3. The attempt at a solution
Using method of characteristics I get
du/dt = ut + dX/dtux = ux(dX/dt - x^2) + t
so along the curve dX/dt = x^2 with x(0) = x0 we get x = -1/(t+x0) and x0 = -1/x - t
So du/dt = t = -1/x - x0 so
u(x,t) = -t/x - x0t + f(x0)
so u(x,t) = t2 + f(-1/x - t)
but when I check this I don't get the original PDE.
Someone help.

2. Oct 5, 2011

### syj

hey,
so Im only just starting to understand method of characteristics, but Im gona try to help.

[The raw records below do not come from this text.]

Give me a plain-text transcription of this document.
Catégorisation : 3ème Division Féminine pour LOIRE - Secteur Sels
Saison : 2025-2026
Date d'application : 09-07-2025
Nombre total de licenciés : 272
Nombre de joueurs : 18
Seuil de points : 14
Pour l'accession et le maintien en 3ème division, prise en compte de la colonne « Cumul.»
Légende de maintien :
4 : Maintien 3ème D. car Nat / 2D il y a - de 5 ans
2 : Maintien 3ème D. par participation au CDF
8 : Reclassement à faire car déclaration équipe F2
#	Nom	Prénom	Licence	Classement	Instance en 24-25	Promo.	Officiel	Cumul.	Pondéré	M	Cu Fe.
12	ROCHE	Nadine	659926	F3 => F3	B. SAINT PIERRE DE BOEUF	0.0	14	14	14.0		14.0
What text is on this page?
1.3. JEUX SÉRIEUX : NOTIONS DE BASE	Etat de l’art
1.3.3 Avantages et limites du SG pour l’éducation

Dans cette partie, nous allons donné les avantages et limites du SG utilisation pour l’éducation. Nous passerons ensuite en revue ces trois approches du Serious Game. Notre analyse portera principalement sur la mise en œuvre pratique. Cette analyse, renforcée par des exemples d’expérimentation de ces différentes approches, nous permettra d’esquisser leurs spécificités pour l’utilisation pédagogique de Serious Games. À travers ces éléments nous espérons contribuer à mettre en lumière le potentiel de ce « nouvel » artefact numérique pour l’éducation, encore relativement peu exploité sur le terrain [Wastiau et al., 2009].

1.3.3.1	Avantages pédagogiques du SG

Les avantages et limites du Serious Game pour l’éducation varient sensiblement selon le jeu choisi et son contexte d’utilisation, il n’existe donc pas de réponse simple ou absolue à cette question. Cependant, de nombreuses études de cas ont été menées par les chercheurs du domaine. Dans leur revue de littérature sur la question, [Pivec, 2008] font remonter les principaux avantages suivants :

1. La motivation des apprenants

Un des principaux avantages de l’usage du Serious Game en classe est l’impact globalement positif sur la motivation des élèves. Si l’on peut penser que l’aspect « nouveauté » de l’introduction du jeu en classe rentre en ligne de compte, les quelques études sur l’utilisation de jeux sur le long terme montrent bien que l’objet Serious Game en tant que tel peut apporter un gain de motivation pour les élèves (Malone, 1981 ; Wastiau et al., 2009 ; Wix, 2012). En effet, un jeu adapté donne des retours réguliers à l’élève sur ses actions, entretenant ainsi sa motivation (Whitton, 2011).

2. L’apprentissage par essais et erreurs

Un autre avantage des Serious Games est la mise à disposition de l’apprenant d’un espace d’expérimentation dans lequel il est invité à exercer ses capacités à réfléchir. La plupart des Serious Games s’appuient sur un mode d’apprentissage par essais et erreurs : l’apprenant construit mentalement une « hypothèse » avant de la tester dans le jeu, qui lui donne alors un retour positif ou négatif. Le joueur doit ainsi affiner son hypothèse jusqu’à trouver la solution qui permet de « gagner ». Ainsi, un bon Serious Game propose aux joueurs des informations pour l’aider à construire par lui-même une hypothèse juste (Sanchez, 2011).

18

The first step I believe is to get your characteristic equations

$\frac{dx}{ds}$=x$^{2}$

$\frac{dt}{ds}$=1

$\frac{du}{ds}$=t

solving these equations gives

x=$x^{2}$s +$x_{0}$

t=s+$t_{0}$

u=ts+$u_{0}$

from the initial condition $t_{0}$=0

so t=s

x=$x^{2}$t+$x_{0}$

u=$t^{2}$+$u_{0}$

u($x_{0}$,0)=f($x_{0}$)

$x_{0}$=x-$x^{2}$t

so $u_{0}$=f(x-$x^{2}$t)

3. Oct 14, 2011

### Coelum

The system of ODEs for the characteristic lines is

$\frac{dx}{ds}(r,s)=x^2$
$\frac{dt}{ds}(r,s)=1$
$\frac{du}{ds}(r,s)=t$.

The first ODE can be integrated by separation of variables:

$\frac{dx}{ds}(r,s)=x^2$
$∫\frac{dx}{x^2}=∫ds$
$-\frac{1}{x(r,s)}=s+g_1(r)$
$x(r,s)=-\frac{1}{s+g_1(r)}$.

The second ODE is straightforward:

$\frac{dt}{ds}(r,s)=1$
$t=s+g_2(r)$.

The third ODE can be solved using the value of $t$ just computed:

$\frac{du}{ds}(r,s)=t=s+g_2(r)$
$u(r,s)=(s^2)/2+s*g_2(r)+g_3(r)$.

Note that the constants of integration are functions of $r$ since we are integrating w.r.t. $s$. The general solution is:

$x(r,s)=-\frac{1}{s+g_1(r)}$.
$t=s+g_2(r)$
$u(r,s)=(s^2)/2+s*g_2(r)+g_3(r)$.

The initial conditions are:

$x(r,0)=r$
$t(r,0)=0$
$u(r,0)=f(r)$

which we substitute into the general solution

$x(r,0)=-\frac{1}{g_1(r)}=r$
$t(r,0)=g_2(r)=0$
$u(r,0)=g_3(r)=f(r)$

getting the value for the constants of integration

$g_1(r)=-\frac{1}{r}$
$g_2(r)=0$
$g_3(r)=f(r)$.

that we can substitute into $u$ to get it as a function of $s,r$:

$u(r,s)=s^2/2+f(r)$.

In order to get $u$ as a function of $x,t$, we need to invert $x(r,s),t(r,s)$ first

$t=s$
$x=-\frac{1}{t-1/r}=\frac{r}{1-rt}$
$1-rt=\frac{r}{x}$
$1=r(t+\frac{1}{x})$
$r=\frac{x}{1+tx}$

and then substitute them into the above expression for $u$:

$u(x,t)=t^2/2+f(\frac{x}{1+tx})$.